Yaşanmadan yaşanmaz.. 

Cenabı ALLAH ayetinde buyuruyor ki: 

Sabrettiklerinde onlardan, bizim emrimizle doğruya ileten önderler kıldık (çıkardık). Onlar ayetlerimize de kesin olarak inanıyorlardı. Secde ayeti- 24 

Kişi, tam manası ile kulluğu yaşıyor.. Cenab-ı ALLAHın ayetlerine itaat ediyor.. ALlah da onu başka insanlara önder kılıyor..
Tam teslimiyet, koşulsuz şartsız.. ve hiç kimsenin rızasını darılacak, alınacak diye düşünüp de..  Allah'ın rızasının önüne geçirmiyoruz.. buna da ihlas deniliyor.. 

ALLAH söyledi.. bitti !
Emir en büyük yerden.. bu hal de ihlas hali oluyor.. Her türlü hayırlı faaliyeti ALLAH rızası için karşılıksız yapmak..

Ancak gerçek teslimiyet ile kulluk böyle oluyor..

 ( Varsa etrafınızda böyle insanlar sıkı sıkı tutunun... )





Allaha kulluktan daha büyük mertebe yok.. hele ki ahir zamanda.. 

Ama bizim halkımız bir çoğu asıl dini bilmediğinden.. sadece tarikata üye olanların dini yaşadığını zannediyor..

Tabii ki... ilim ile yaşamayınca.. bilinmiyor..

Anlayana sözün azı çoktur.. Allahın dinini samimiyetle yaşamak için ilim gerekiyor..  İhlas ve  ihsan gerekiyor..
Hepsi için tabii ki,   ille de  sevgi , ille de sevgi. 
İster bir  Allah dostuna (mürşit, hoca, veli adı her ne ise.. ) tutun, istersen tarikatta ol.. ama mutlaka ve mutlaka yolun Resululah as'ın yolu olsun.. gerisi yoldan sapmaktır.. !

 her nereden okunuyorsak ışık olsun inşaALlah..
(Bu konu önemlidir.. taklidi değil, tahkiki dini yaşamak için.. )

06- 11-2015 Gülümce 

(Resimler, Ali Ulvi Kurucu hatiralar setinden. 3 cilt..  Kendisi ALLAh dostu, hakikat sırrına vakıf olmuş bir üstad..  Rabim cennetin en güzel derecelerini kendisine versin.. ruhuna el Fatiha )

5 Kasım 2015

Şeyh Ebul Vefa hazretleri ziyaretimiz

İstanbul Unkapanında, Vefa bozacısının olduğu sokakta Ebul Vefa hzleri yazan tabela dikkatimizi çekiyor.. böylelikle kendilerini ziyaret ediyoruz.. Türbe Şeyh Ebul Vefa Camiinin içerisinde 

İçeriye girer girmez, maneviyatı hissediyorsunuz.. ALlahı seven kulların bizzat yanlarında olmak, onlar ALlahı çok sevdiği için.. ziyaret etmek.. ALLAH sevgimizi daha da arttırıyor.
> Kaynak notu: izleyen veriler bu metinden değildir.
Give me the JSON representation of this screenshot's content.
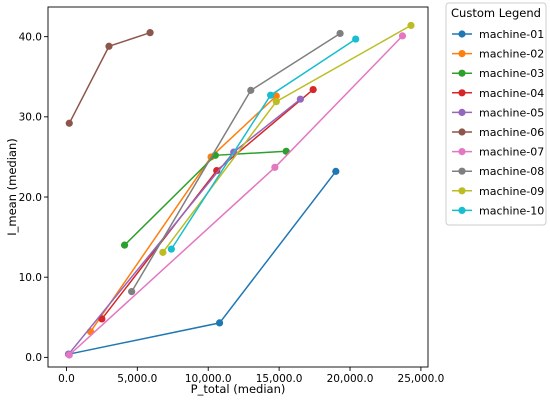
{
  "chart_data": {
    "type": "line",
    "title": "",
    "xlabel": "P_total (median)",
    "ylabel": "I_mean (median)",
    "xlim": [
      -1300,
      25500
    ],
    "ylim": [
      -1.2,
      43.7
    ],
    "xticks": [
      0,
      5000,
      10000,
      15000,
      20000,
      25000
    ],
    "xtick_labels": [
      "0.0",
      "5,000.0",
      "10,000.0",
      "15,000.0",
      "20,000.0",
      "25,000.0"
    ],
    "yticks": [
      0,
      10,
      20,
      30,
      40
    ],
    "ytick_labels": [
      "0.0",
      "10.0",
      "20.0",
      "30.0",
      "40.0"
    ],
    "grid": false,
    "legend": {
      "title": "Custom Legend",
      "placement": "outside-right-top"
    },
    "series": [
      {
        "name": "machine-01",
        "color": "#1f77b4",
        "points": [
          [
            150,
            0.4
          ],
          [
            10800,
            4.3
          ],
          [
            19000,
            23.2
          ]
        ]
      },
      {
        "name": "machine-02",
        "color": "#ff7f0e",
        "points": [
          [
            1700,
            3.2
          ],
          [
            10200,
            25.0
          ],
          [
            14800,
            32.6
          ]
        ]
      },
      {
        "name": "machine-03",
        "color": "#2ca02c",
        "points": [
          [
            4100,
            14.0
          ],
          [
            10500,
            25.2
          ],
          [
            15500,
            25.7
          ]
        ]
      },
      {
        "name": "machine-04",
        "color": "#d62728",
        "points": [
          [
            2500,
            4.8
          ],
          [
            10600,
            23.3
          ],
          [
            17400,
            33.4
          ]
        ]
      },
      {
        "name": "machine-05",
        "color": "#9467bd",
        "points": [
          [
            150,
            0.4
          ],
          [
            11800,
            25.6
          ],
          [
            16500,
            32.2
          ]
        ]
      },
      {
        "name": "machine-06",
        "color": "#8c564b",
        "points": [
          [
            200,
            29.2
          ],
          [
            3000,
            38.8
          ],
          [
            5900,
            40.5
          ]
        ]
      },
      {
        "name": "machine-07",
        "color": "#e377c2",
        "points": [
          [
            200,
            0.3
          ],
          [
            14700,
            23.7
          ],
          [
            23700,
            40.1
          ]
        ]
      },
      {
        "name": "machine-08",
        "color": "#7f7f7f",
        "points": [
          [
            4600,
            8.2
          ],
          [
            13000,
            33.3
          ],
          [
            19300,
            40.4
          ]
        ]
      },
      {
        "name": "machine-09",
        "color": "#bcbd22",
        "points": [
          [
            6800,
            13.1
          ],
          [
            14800,
            31.9
          ],
          [
            24300,
            41.4
          ]
        ]
      },
      {
        "name": "machine-10",
        "color": "#17becf",
        "points": [
          [
            7400,
            13.5
          ],
          [
            14400,
            32.7
          ],
          [
            20400,
            39.7
          ]
        ]
      }
    ]
  }
}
Mutlaka ve mutlaka ziyaret etmenizi isterim içerisi hem çok sakin hem de çok feyizli..



 Türbe ziyaretimizden sonra, Ebul Vefa Camininden içeri girip namazımızı kıllıp tekrar gelebilmek duası ile ayrılıyoruz.. Rabbim kabul etsin, gitmek isteyen herkese de nasip etsin inşaALlah.. 



.

                       (Ebul Vefa Hzlerinin duası ve zikileri )
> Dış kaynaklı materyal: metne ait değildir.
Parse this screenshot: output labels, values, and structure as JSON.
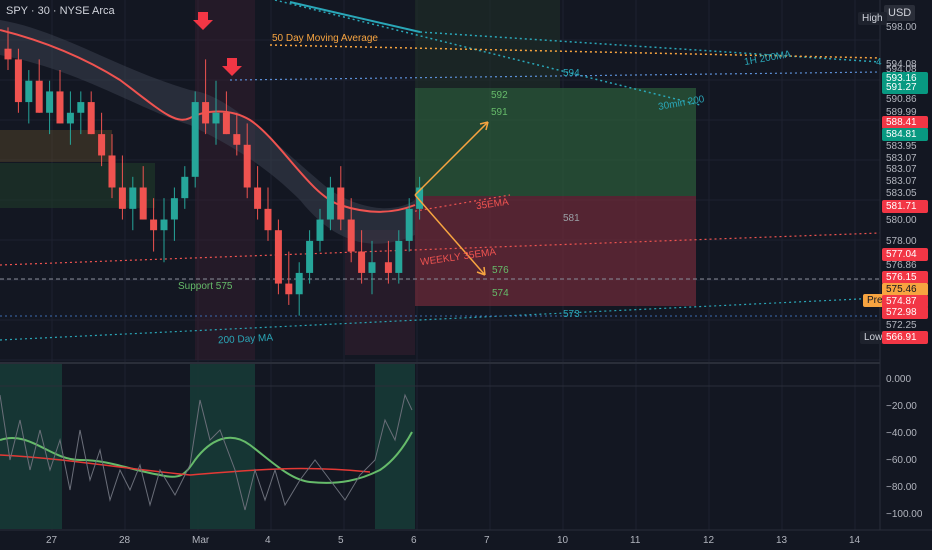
{
  "header": {
    "symbol": "SPY · 30 · NYSE Arca",
    "currency": "USD",
    "high_tag": "High",
    "low_tag": "Low",
    "pre_tag": "Pre"
  },
  "price_axis": [
    {
      "label": "598.00",
      "price": 598.0,
      "style": "plain"
    },
    {
      "label": "594.08",
      "price": 594.6,
      "style": "plain"
    },
    {
      "label": "594.08",
      "price": 594.1,
      "style": "plain"
    },
    {
      "label": "593.16",
      "price": 593.3,
      "style": "green"
    },
    {
      "label": "591.27",
      "price": 592.4,
      "style": "green"
    },
    {
      "label": "590.86",
      "price": 591.3,
      "style": "plain"
    },
    {
      "label": "589.99",
      "price": 590.1,
      "style": "plain"
    },
    {
      "label": "588.41",
      "price": 589.1,
      "style": "red"
    },
    {
      "label": "584.81",
      "price": 588.0,
      "style": "green"
    },
    {
      "label": "583.95",
      "price": 586.9,
      "style": "plain"
    },
    {
      "label": "583.07",
      "price": 585.8,
      "style": "plain"
    },
    {
      "label": "583.07",
      "price": 584.7,
      "style": "plain"
    },
    {
      "label": "583.07",
      "price": 583.6,
      "style": "plain"
    },
    {
      "label": "583.05",
      "price": 582.5,
      "style": "plain"
    },
    {
      "label": "581.71",
      "price": 581.3,
      "style": "red"
    },
    {
      "label": "580.00",
      "price": 580.0,
      "style": "plain"
    },
    {
      "label": "578.00",
      "price": 578.0,
      "style": "plain"
    },
    {
      "label": "577.04",
      "price": 576.8,
      "style": "red"
    },
    {
      "label": "576.86",
      "price": 575.7,
      "style": "plain"
    },
    {
      "label": "576.15",
      "price": 574.6,
      "style": "red"
    },
    {
      "label": "575.46",
      "price": 573.5,
      "style": "orange"
    },
    {
      "label": "574.87",
      "price": 572.4,
      "style": "red"
    },
    {
      "label": "572.98",
      "price": 571.3,
      "style": "red"
    },
    {
      "label": "572.25",
      "price": 570.1,
      "style": "plain"
    },
    {
      "label": "566.91",
      "price": 569.0,
      "style": "red"
    }
  ],
  "osc_axis": [
    "0.000",
    "−20.00",
    "−40.00",
    "−60.00",
    "−80.00",
    "−100.00"
  ],
  "time_axis": [
    "27",
    "28",
    "Mar",
    "4",
    "5",
    "6",
    "7",
    "10",
    "11",
    "12",
    "13",
    "14"
  ],
  "annotations": {
    "ma50": "50 Day Moving Average",
    "ma200_1h": "1H 200MA",
    "min30_200": "30min 200",
    "ema35": "35EMA",
    "weekly_ema": "WEEKLY 35EMA",
    "support": "Support 575",
    "ma200_day": "200 Day MA",
    "l594": "594",
    "l592": "592",
    "l591": "591",
    "l581": "581",
    "l576": "576",
    "l574": "574",
    "l573": "573",
    "edge4": "4"
  },
  "colors": {
    "background": "#131722",
    "up": "#26a69a",
    "down": "#ef5350",
    "ema": "#ef5350",
    "orange": "#f7a440",
    "teal_line": "#2aa7b8",
    "osc_green": "#66bb6a",
    "osc_red": "#e53935"
  },
  "chart_data": {
    "type": "candlestick",
    "ylim": [
      566,
      600
    ],
    "candles": [
      [
        596,
        598,
        594,
        595
      ],
      [
        595,
        596,
        590,
        591
      ],
      [
        591,
        594,
        589,
        593
      ],
      [
        593,
        595,
        590,
        590
      ],
      [
        590,
        593,
        588,
        592
      ],
      [
        592,
        594,
        589,
        589
      ],
      [
        589,
        592,
        587,
        590
      ],
      [
        590,
        592,
        588,
        591
      ],
      [
        591,
        592,
        588,
        588
      ],
      [
        588,
        590,
        585,
        586
      ],
      [
        586,
        588,
        582,
        583
      ],
      [
        583,
        586,
        580,
        581
      ],
      [
        581,
        584,
        579,
        583
      ],
      [
        583,
        585,
        580,
        580
      ],
      [
        580,
        582,
        577,
        579
      ],
      [
        579,
        582,
        576,
        580
      ],
      [
        580,
        583,
        578,
        582
      ],
      [
        582,
        585,
        581,
        584
      ],
      [
        584,
        592,
        583,
        591
      ],
      [
        591,
        595,
        588,
        589
      ],
      [
        589,
        593,
        587,
        590
      ],
      [
        590,
        592,
        588,
        588
      ],
      [
        588,
        590,
        586,
        587
      ],
      [
        587,
        589,
        582,
        583
      ],
      [
        583,
        585,
        580,
        581
      ],
      [
        581,
        583,
        578,
        579
      ],
      [
        579,
        580,
        573,
        574
      ],
      [
        574,
        577,
        572,
        573
      ],
      [
        573,
        576,
        571,
        575
      ],
      [
        575,
        579,
        574,
        578
      ],
      [
        578,
        581,
        577,
        580
      ],
      [
        580,
        584,
        579,
        583
      ],
      [
        583,
        585,
        579,
        580
      ],
      [
        580,
        582,
        576,
        577
      ],
      [
        577,
        579,
        574,
        575
      ],
      [
        575,
        578,
        573,
        576
      ],
      [
        576,
        578,
        574,
        575
      ],
      [
        575,
        579,
        574,
        578
      ],
      [
        578,
        582,
        577,
        581
      ],
      [
        581,
        584,
        580,
        583
      ]
    ]
  }
}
         Ebul Vefa Hazretleri hakkında kısa bilgi..


Şeyh Ebû’l-Vefâ hazretleri, İstanbul’un meşhur velilerindendir.

İsmi Mustafa bin Ahmed’tir. Lakabı. “Muslihuddin“dir. Şeyh Ebü’l-Vefâ diye meşhur oldu.

Konya‘da doğdu. Doğum tarihî kesin olarak belli değildir. İyi bir tahsil gördü. Tahsilini tamamladıktan sonra, Edirne’de Dabbâğlar Camiinin imamı Şeyh Muslihuddin Efendiye talebe oldu. Ondan maddî ve manevî ilimleri tahsil etti. Bir ara hacca gitti. Hac dönüşünde Hıristiyan korsanlar tarafından esir edilip Rodos adasına götürüldü.

Zamanın gözü pek kahramanlarından Karaman oğlu İbrahim beyin fidyesini ödemesiyle hürriyetine kavuştu. İstanbul’a yerleşti. Şimdi orada adıyla anılan “Vefa” semtinde irşâd ile meşgul oldu. Devlet ricali ve dünyaya düşkün olanlara iltifat etmezdi. Zamanın bir çok meşhur kimseleri kapısına gelir saatlerce bekler yine kabui etmezdi.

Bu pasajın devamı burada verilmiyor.